Kidman (with Torrie) and Dustin Rhodes each walk in different parts of the arena. I hope they aren't lost, they're next! Hello Cleveland! Rock and roll! -break-
MATCH NUMBER SEVEN - Dustin Rhodes vs. Kidman (w/Torri) Hey, get it? Dustin Rhodes, match seven... And earlier WCW Motorsports was right before the Tolberg match. See, WCW is putting stuff like this into the show just to see if we'll catch it. They're testing us. Kidman enters first. I wish he'd hook up with Ms. Handcock and she'd get him a new wardrobe. He's looks like a 16 year old. Clips are shown of the Funk/Rhodes feud. Too bad Living Legend Larry isn't hear to talk about the Ides of March. There's the chicken knocking down Rhodes. You know, I remember years ago when Tyson would completely KO people with just one hit. Dustin punches Billy, Kidman hits a crossbody and a clothesline. And ummm, more punches and stomps by Dustin. Faceslam and dropkick and tornado bulldog by Kidman. Dustin hits Kidman with a cowbell. Let's hope this is about over. Heenan gets a good bit in though. Tenay: 'He just hit him with a cowbell.' Heenan 'So what?' 'What do you mean so what?' 'It's just Kidman.' Heenan deadpans. Rhodes wins, Booker is out to help but Torri's there and Booker leaves not quite happy with things. Guess he's not a fan of the Wilson-Kidman era. WINNER OF THE MATCH: Dustin Rhodes (2:38 though it felt like 23:08) ???

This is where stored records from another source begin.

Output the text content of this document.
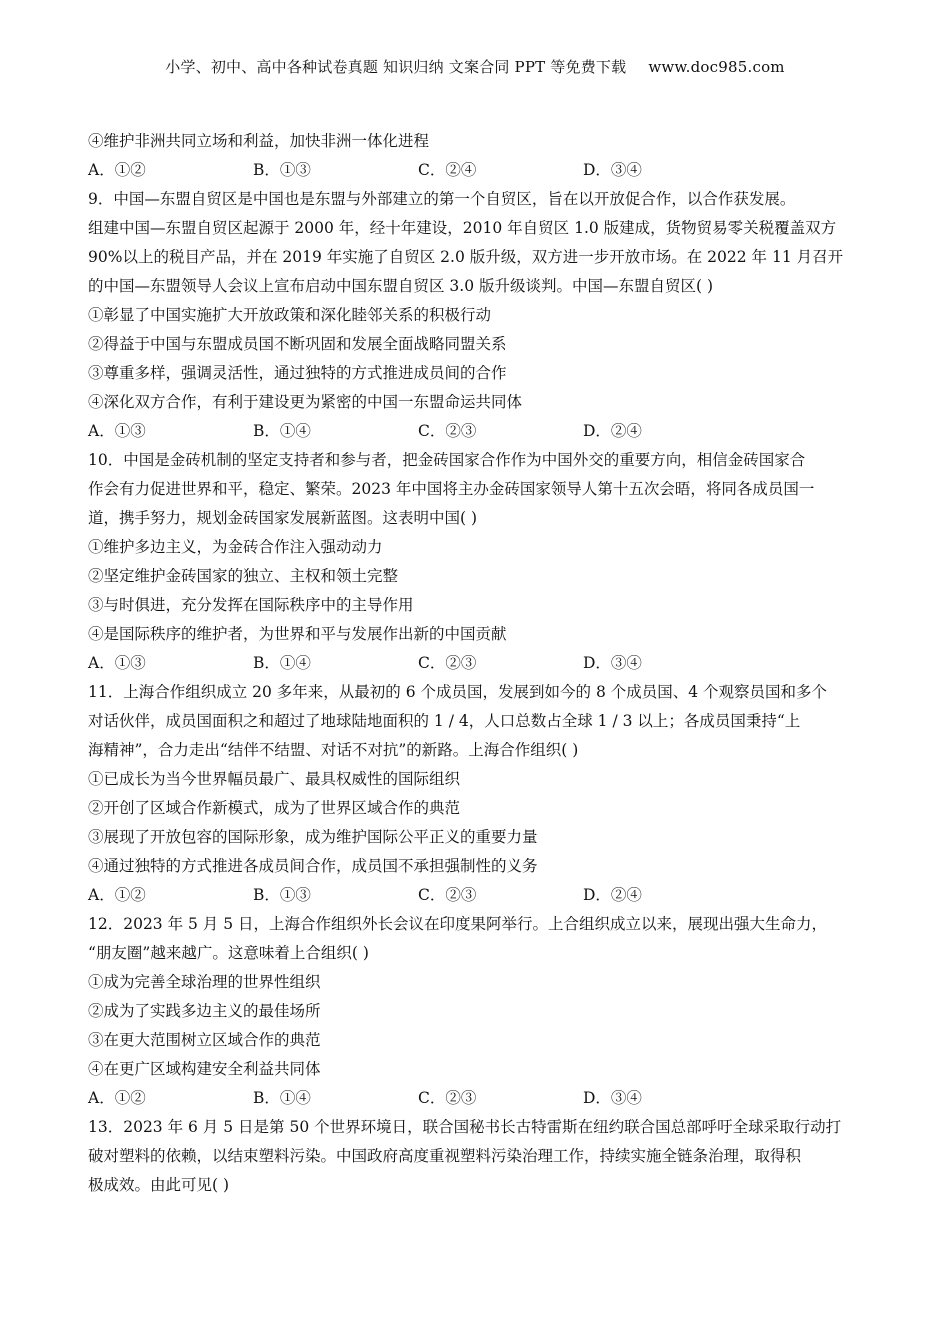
小学、初中、高中各种试卷真题 知识归纳 文案合同 PPT 等免费下载 www.doc985.com
④维护非洲共同立场和利益，加快非洲一体化进程
A．①②	B．①③	C．②④	D．③④
9．中国—东盟自贸区是中国也是东盟与外部建立的第一个自贸区，旨在以开放促合作，以合作获发展。
组建中国—东盟自贸区起源于 2000 年，经十年建设，2010 年自贸区 1.0 版建成，货物贸易零关税覆盖双方
90%以上的税目产品，并在 2019 年实施了自贸区 2.0 版升级，双方进一步开放市场。在 2022 年 11 月召开
的中国—东盟领导人会议上宣布启动中国东盟自贸区 3.0 版升级谈判。中国—东盟自贸区( )
①彰显了中国实施扩大开放政策和深化睦邻关系的积极行动
②得益于中国与东盟成员国不断巩固和发展全面战略同盟关系
③尊重多样，强调灵活性，通过独特的方式推进成员间的合作
④深化双方合作，有利于建设更为紧密的中国一东盟命运共同体
A．①③	B．①④	C．②③	D．②④
10．中国是金砖机制的坚定支持者和参与者，把金砖国家合作作为中国外交的重要方向，相信金砖国家合
作会有力促进世界和平，稳定、繁荣。2023 年中国将主办金砖国家领导人第十五次会晤，将同各成员国一
道，携手努力，规划金砖国家发展新蓝图。这表明中国( )
①维护多边主义，为金砖合作注入强动动力
②坚定维护金砖国家的独立、主权和领土完整
③与时俱进，充分发挥在国际秩序中的主导作用
④是国际秩序的维护者，为世界和平与发展作出新的中国贡献
A．①③	B．①④	C．②③	D．③④
11．上海合作组织成立 20 多年来，从最初的 6 个成员国，发展到如今的 8 个成员国、4 个观察员国和多个
对话伙伴，成员国面积之和超过了地球陆地面积的 1 / 4，人口总数占全球 1 / 3 以上；各成员国秉持“上
海精神”，合力走出“结伴不结盟、对话不对抗”的新路。上海合作组织( )
①已成长为当今世界幅员最广、最具权威性的国际组织
②开创了区域合作新模式，成为了世界区域合作的典范
③展现了开放包容的国际形象，成为维护国际公平正义的重要力量
④通过独特的方式推进各成员间合作，成员国不承担强制性的义务
A．①②	B．①③	C．②③	D．②④
12．2023 年 5 月 5 日，上海合作组织外长会议在印度果阿举行。上合组织成立以来，展现出强大生命力，
“朋友圈”越来越广。这意味着上合组织( )
①成为完善全球治理的世界性组织
②成为了实践多边主义的最佳场所
③在更大范围树立区域合作的典范
④在更广区域构建安全利益共同体
A．①②	B．①④	C．②③	D．③④
13．2023 年 6 月 5 日是第 50 个世界环境日，联合国秘书长古特雷斯在纽约联合国总部呼吁全球采取行动打
破对塑料的依赖，以结束塑料污染。中国政府高度重视塑料污染治理工作，持续实施全链条治理，取得积
极成效。由此可见( )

Team Package heads for the ring, looking only as they can look. -break-
MAIN EVENT (aka It's Almost Over) - Hulk Hogan vs. Ric Flair & the Total Package Luger and Liz out first. Clips of various past things are shown. Flair's out. And there's the awful "American Made" music. This is a handicap match. There are so many jokes to be made anytime you get "Hogan" and "handicap" in the same sentence that I'll let you figure out the one you like best. Hogan doubleteamed to start. Idiots in the crowd chant Hogan. Double noggin knocker, Hogan with clotheslines and punches and eye racks and kicks. Flair flip. Package thrown to the floor. Luger to the steel steps. Belt whips on Flair. Yavaipa! Whips on Luger. Yavaipa! Chairshots on Team Package. Ten Punch Count along with ten being a bite to the forehead of Flair. Backbodydrop on Flair, clotheslines. More biting of the forehead. No sell on Flair's offense. To the top rope. It (almost) never works! Bodyslam, clothesline, belt whips (Yavaipa!). Finally Flair hits the low blow to turn the tide. Hogan is in lots of pain. Well we all know about the side effects of steroids. Chop by Flair knocks Hogan down on the announcer's table. Choke on Hogan. Chair shots by Luger. Doubleteam stomp on Hogan. Now Flair whips Hogan (Yavaipa!) more stomps. Opps. Here's the Hulk up. We know how that goes. Flair flop! Big boot on Hogan. Big boot on Flair (you'd have to have seen it to believe how weak it was) and here comes Liz in the ring with a chair. Hogan gets the chair, Liz goes scurrying, two chairshots on Luger (and none for the homies) More strap whips on Flair. And then the bell rings as the ref puts the match out of our misery. How can you not call your local cable operator? WINNER OF THE MAIN EVENT: Hogan (7:58 though it felt like, how long has Hogan been doing this match? 15, 16 years now?) ??
Actually not a bad show at all. Some good though not great matches on the undercard. It would have been an even better show if it were the week *after* the PPV instead of before. Anyway, Uncensored is this Sunday! I'll see you next Thursday!